Public Auction Not Mandatory for Sale of Encumbered Assets During CIRP If Secured Creditors Consent Under Regulation 29: NCLAT

Public Auction Not Mandatory for Sale of Encumbered Assets During CIRP If Secured Creditors Consent Under Regulation 29: NCLAT

Introduction

The National Company Law Appellate Tribunal (NCLAT), New Delhi, set aside an order of the National Company Law Tribunal (NCLT), New Delhi, which had directed independent bidding for the sale of non-core assets of Arshiya Limited during its Corporate Insolvency Resolution Process (CIRP). The NCLAT held that a public auction is not mandatory for the sale of encumbered assets if secured creditors consent to the transaction under Regulation 29 of the CIRP Regulations.

Factual Background

Arshiya Limited, part of a larger group undergoing CIRP proceedings before various NCLT benches, owned non-core land parcels totaling 42.08 acres, including 39.56 acres interspersed within NCR Rail Infrastructure Limited’s railway siding and 2.52 acres forming part of a spine road providing access to assets of Arshiya Northern FTWZ Limited (ANFL) and NCR Rail.

The Committee of Creditors (CoC) approved the sale of these non-core assets under Regulation 29 of the CIRP Regulations, with 85.46% voting in favour of the Successful Resolution Applicants (SRAs) of NCR Rail and ANFL. The CoC cited value maximisation and operational synergies within the Khurja Free Trade Warehousing Zone (FTWZ) as key reasons for approving the sale.

Procedural Background

The NCLT New Delhi, while granting in-principle approval, directed the Resolution Professionals (RPs) to invite independent bids from prospective resolution applicants to ensure transparent price discovery.
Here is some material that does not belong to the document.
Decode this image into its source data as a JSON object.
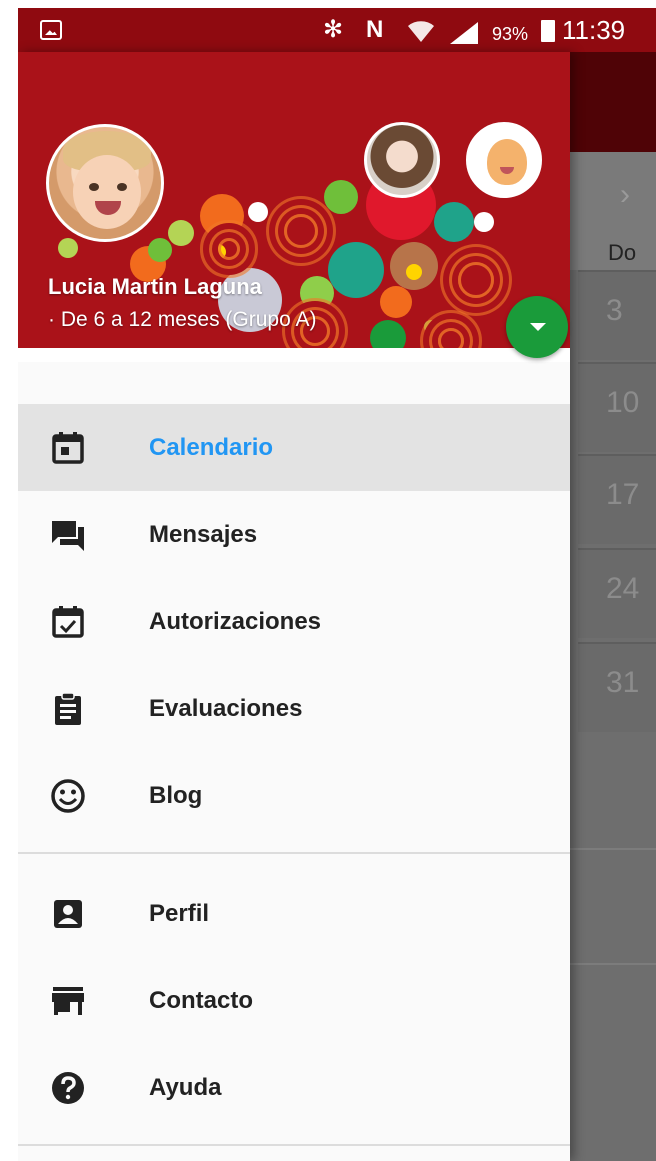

The RPs and CoC challenged this direction before the NCLAT, contending that the NCLT had overstepped its jurisdiction and interfered with the CoC’s commercial wisdom.

Issues

1. Whether the NCLT could direct independent bidding for the sale of non-core assets already approved by the CoC under Regulation 29 of the CIRP Regulations.

2. Whether public auction is mandatory for the sale of encumbered assets during CIRP.

3. Whether the NCLT’s order interfered with the CoC’s commercial wisdom and affected the CIRPs of other group entities.

Contentions of the Parties

For the Appellants (RPs and CoC): It was argued that the NCLT lacked jurisdiction to interfere in the CoC’s commercial decision, which was taken in accordance with Regulation 29 and backed by 85.46% CoC approval. The CoC had obtained independent valuations to ensure fair pricing. The appellants contended that public auction is not the only method of ensuring transparent price discovery.

For the Respondents (Edelweiss ARC and others): The respondents supported the NCLT’s order, arguing that inviting independent bids would ensure competitive price discovery and transparency. They claimed that the absence of open bidding limited potential value maximization for creditors.

Reasoning and Analysis

The bench of Justice Ashok Bhushan and Mr. Arun Baroka (Technical Member) held that the NCLT had exceeded its jurisdiction by interfering with the commercial decision of the CoC and by issuing directions affecting other ongoing CIRPs before different NCLT benches. The Appellate Tribunal emphasized that judicial review of the CoC’s decisions is limited to ensuring compliance with the IBC and its regulations.

The Bench stated that “The CoC’s preference for an outright transfer, at fair value, to entities that will unlock operational synergies is commercially rational, within the CoC’s exclusive domain, and thus non-justiciable.” Rejecting the insistence on a public auction, the NCLAT clarified that, “Public auction is not the sole feasible method of price discovery. The CoC’s process ensured value maximization consistent with the Code.” The Tribunal further observed that each CIRP is a separate statutory process, and the NCLT erred in making the sale of Arshiya’s assets contingent upon bidding outcomes in the CIRPs of NCR Rail and ANFL.

On the issue of secured creditor consent, the Tribunal held that since Edelweiss ARC and SREI Equipment Finance Ltd., both charge-holders and CoC members, had expressly consented, the transaction was valid under Regulation 29. The Bench also noted that Regulation 36A(1A), which allows invitations of bids for sale of assets, was introduced on May 26, 2025, after the CoC had approved the transaction in March 2025, and therefore did not apply retrospectively.

Implications

The judgment reinforces that the CoC’s commercial wisdom remains sacrosanct and immune from judicial interference, except in cases of legal or procedural violations. It clarifies that public auction is not a mandatory mechanism for asset sale under CIRP if secured creditors consent and value maximization is achieved. The ruling also underscores that each CIRP operates independently, preventing cross-interference between different proceedings of group entities.

In this case the appellant was represented by Mr. Abhijeet Sinha, Sr. Advocate with Mr. Ayush Rajani and Ms. Heena Kochar, Advocates.